Heyas
As someone said he'd like to see some more projects posts on the forum, so, here's one I hope is ready.
Not so much fun-fun, but practical
I hope...
So, you have that small non-arch project you would like to install, but get the feeling that GNU Autoconf is a bit too 'massive' for that?
You want to be able to uninstall your installed project?
You want be able to simply clean up your project dir?
Or install something to/within a chroot?
And you want it to work across distros?
YASSI is here
IMPORTANT:
While possible, if you need to compile your application, I strongly recomend to stay with GNU Autoconf!
Because YASSI is just thought to be used for non-arch projects, thus is has no --libdir and related support
PRO:
- Full FHS (File Hierarchy Standard) v3 compatible.
- Highly configurable
- Creates 'root' 'Makefile', if demanded
- small / lightweight = fast
- Cross-'distro' compatible
- Use "./configure --sample full > configure.yassi" to start with everything available
- Dependency handling/info
- Thanks to --chroot support it can be used to automate liveiso creation
- Behaves like GNU Autoconf, which is nice for endusers
CONTRA:
- Because its behaviour imitates GNU Autoconf, it is not compatible with GNU Autoconf (I dont remember why I had decided let it make a 'Makefile')
- Requires BASH (though this is preinstalled on most distros, and where not, its available)

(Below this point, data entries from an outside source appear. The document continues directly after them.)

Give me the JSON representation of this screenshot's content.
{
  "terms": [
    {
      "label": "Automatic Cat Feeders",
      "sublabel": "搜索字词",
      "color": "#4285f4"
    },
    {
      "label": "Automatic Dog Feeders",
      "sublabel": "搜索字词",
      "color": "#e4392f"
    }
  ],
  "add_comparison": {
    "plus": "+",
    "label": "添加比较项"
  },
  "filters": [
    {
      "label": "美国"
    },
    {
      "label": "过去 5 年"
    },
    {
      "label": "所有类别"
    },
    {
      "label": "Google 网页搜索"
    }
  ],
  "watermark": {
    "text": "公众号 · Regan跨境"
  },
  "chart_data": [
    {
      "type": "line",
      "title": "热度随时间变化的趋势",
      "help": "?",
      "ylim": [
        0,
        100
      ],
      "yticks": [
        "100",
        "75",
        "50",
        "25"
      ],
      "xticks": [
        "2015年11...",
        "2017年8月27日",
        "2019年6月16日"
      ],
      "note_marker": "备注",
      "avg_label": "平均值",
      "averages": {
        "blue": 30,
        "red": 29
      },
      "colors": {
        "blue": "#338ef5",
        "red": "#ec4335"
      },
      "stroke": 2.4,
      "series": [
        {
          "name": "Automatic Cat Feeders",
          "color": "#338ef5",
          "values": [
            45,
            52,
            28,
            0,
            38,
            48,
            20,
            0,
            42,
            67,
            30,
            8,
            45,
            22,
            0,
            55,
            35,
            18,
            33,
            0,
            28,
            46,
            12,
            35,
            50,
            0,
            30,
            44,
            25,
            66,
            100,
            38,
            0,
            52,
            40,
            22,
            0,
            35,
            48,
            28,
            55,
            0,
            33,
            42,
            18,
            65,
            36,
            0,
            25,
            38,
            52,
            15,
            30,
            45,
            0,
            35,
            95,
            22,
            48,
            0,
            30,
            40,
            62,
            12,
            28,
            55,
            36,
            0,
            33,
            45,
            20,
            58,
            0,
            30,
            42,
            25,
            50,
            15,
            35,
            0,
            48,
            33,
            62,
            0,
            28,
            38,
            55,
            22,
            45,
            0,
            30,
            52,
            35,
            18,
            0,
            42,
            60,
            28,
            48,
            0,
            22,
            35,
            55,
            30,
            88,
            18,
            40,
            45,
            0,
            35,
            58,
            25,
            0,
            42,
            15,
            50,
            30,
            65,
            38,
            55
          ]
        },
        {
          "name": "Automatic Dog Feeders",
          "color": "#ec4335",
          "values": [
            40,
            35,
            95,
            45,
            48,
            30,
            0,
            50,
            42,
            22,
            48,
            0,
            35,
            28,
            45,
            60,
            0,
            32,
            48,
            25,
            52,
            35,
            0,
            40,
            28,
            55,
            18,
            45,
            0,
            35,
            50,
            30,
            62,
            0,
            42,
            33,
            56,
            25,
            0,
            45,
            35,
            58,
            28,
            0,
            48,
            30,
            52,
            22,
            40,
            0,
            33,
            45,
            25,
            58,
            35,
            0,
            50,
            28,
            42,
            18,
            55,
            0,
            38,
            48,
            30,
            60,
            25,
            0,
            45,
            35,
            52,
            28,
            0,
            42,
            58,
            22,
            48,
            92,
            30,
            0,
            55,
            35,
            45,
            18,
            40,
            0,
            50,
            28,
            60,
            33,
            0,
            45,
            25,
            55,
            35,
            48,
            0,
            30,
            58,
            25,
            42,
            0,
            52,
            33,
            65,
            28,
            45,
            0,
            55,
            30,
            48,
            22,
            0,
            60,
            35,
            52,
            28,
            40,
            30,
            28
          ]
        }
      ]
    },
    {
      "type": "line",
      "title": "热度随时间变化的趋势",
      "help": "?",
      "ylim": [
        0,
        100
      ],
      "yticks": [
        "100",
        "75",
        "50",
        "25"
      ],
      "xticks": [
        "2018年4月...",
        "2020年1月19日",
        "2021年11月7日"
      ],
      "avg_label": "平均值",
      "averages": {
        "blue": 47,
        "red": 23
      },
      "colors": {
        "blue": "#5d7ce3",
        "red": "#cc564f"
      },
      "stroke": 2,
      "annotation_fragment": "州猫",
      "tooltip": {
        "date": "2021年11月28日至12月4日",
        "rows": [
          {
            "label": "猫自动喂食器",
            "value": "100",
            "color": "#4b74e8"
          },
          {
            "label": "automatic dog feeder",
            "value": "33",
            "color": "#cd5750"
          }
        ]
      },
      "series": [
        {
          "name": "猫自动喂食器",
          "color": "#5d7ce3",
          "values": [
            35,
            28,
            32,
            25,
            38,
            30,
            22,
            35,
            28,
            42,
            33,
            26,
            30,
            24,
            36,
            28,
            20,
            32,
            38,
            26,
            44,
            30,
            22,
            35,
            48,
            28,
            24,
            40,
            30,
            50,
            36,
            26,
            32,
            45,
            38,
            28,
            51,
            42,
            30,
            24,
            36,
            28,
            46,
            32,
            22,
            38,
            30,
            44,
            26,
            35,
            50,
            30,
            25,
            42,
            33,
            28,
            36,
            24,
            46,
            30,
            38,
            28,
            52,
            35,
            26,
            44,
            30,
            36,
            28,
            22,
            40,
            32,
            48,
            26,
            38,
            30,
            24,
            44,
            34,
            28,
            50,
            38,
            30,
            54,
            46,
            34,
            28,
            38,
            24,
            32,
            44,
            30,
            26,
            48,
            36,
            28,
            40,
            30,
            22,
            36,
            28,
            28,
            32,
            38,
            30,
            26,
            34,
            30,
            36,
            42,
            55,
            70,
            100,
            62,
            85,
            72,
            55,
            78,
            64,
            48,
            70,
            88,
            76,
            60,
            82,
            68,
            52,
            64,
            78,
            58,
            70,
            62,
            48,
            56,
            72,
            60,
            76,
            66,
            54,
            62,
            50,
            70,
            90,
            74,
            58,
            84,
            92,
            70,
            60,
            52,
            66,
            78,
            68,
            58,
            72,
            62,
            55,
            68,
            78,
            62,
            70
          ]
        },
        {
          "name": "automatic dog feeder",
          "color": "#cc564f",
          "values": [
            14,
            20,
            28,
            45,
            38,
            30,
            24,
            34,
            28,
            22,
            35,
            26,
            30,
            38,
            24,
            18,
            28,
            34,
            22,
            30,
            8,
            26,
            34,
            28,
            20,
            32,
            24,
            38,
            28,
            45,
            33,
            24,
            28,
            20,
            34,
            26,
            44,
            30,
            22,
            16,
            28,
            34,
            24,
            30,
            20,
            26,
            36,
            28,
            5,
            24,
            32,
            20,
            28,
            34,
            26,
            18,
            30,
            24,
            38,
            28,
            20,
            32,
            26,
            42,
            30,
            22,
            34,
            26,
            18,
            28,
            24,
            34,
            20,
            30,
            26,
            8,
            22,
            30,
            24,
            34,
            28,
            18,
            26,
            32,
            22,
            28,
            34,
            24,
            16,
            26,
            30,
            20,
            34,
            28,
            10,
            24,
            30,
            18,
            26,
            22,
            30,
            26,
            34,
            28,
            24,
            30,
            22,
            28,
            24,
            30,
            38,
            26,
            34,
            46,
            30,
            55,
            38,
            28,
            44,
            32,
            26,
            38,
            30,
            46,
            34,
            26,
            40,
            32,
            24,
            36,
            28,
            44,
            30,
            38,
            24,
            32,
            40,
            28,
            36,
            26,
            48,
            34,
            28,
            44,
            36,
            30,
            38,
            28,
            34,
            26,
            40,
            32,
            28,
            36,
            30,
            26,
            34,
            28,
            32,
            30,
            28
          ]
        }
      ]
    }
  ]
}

- I cant possibly think of all use-cases, so feedback and bug reports help to improve handling
Benefits:
- Given the proper variables are set in configure.yassi, ./configure --help will show your name, email, homepage the project homepage, git/svn url, bug report url and/or different emails - this info will have effect on the "./configure --help" output!
- It supports separate handling if you use YASSI to just maintain a package of someone else's code ({AUTHOR,MAINTAINER}_{NAME,EMAIL,HOMEPAGE}.
- You can just provide configure and configure.yassi and let it download the project from a provided url.
- It provides several Make-files according to your setup, so - for example - localisation and/or according manpage generation are not an issue, or make the installed files using 'hardcoded' absolute paths.
- You can uninstall your installed project or clean up the project path.
- You can prepare distro-ready tarballs by using make-distro (where available), or just use ./configure --tarball
Basic usage
Once you have a configure.yassi file, it behaves like:
./configure --prefix=$HOME/local
./make
./make-{un}install
For a preview of how the basic syntax works, please see YASSI - Usage.
If you need help to figure out where what belongs, please see: ./configure --help
Next step would be to get a full sample: ./configure --sample full > configure.yassi
, then edit the new file in your favorite GUI editor.
Back in the console, you now enter ./configure --manpage
and arange it next to the editor for best 'comparing read'.
If after that anything should be unclear, please let me know 'what', so I can improve the reading / usabilty.
Please be aware that using a full sample as template is usualy a complete overkill for most projects, but it helps to get things right
A basic working install procedure can be achieved within less than a minute, once you are aware of the syntax that is.
Get it:
Since you only need the ./configure file itself:
Here's the project home:
LOW PRIO Roadmap:
- Remove the option for TUI installation, as that is borked anyway
- Add yassi-dependency support
Hope this helps
This was writen for myself, but I hope this is of use for you too.
Please, first read "./configure --help" and "./configure --manpage" and THEN have a good look at ./configure --sample full
before asking detailed questions, thank you.
However, additional feedback and thoughts are always welcome
(specialy feedback on the docs like 'USAGE.md', '--manpage', '--help' and './configure --sample full',
as I'd like to verify, that 'this' is enough to get started. - Is it?)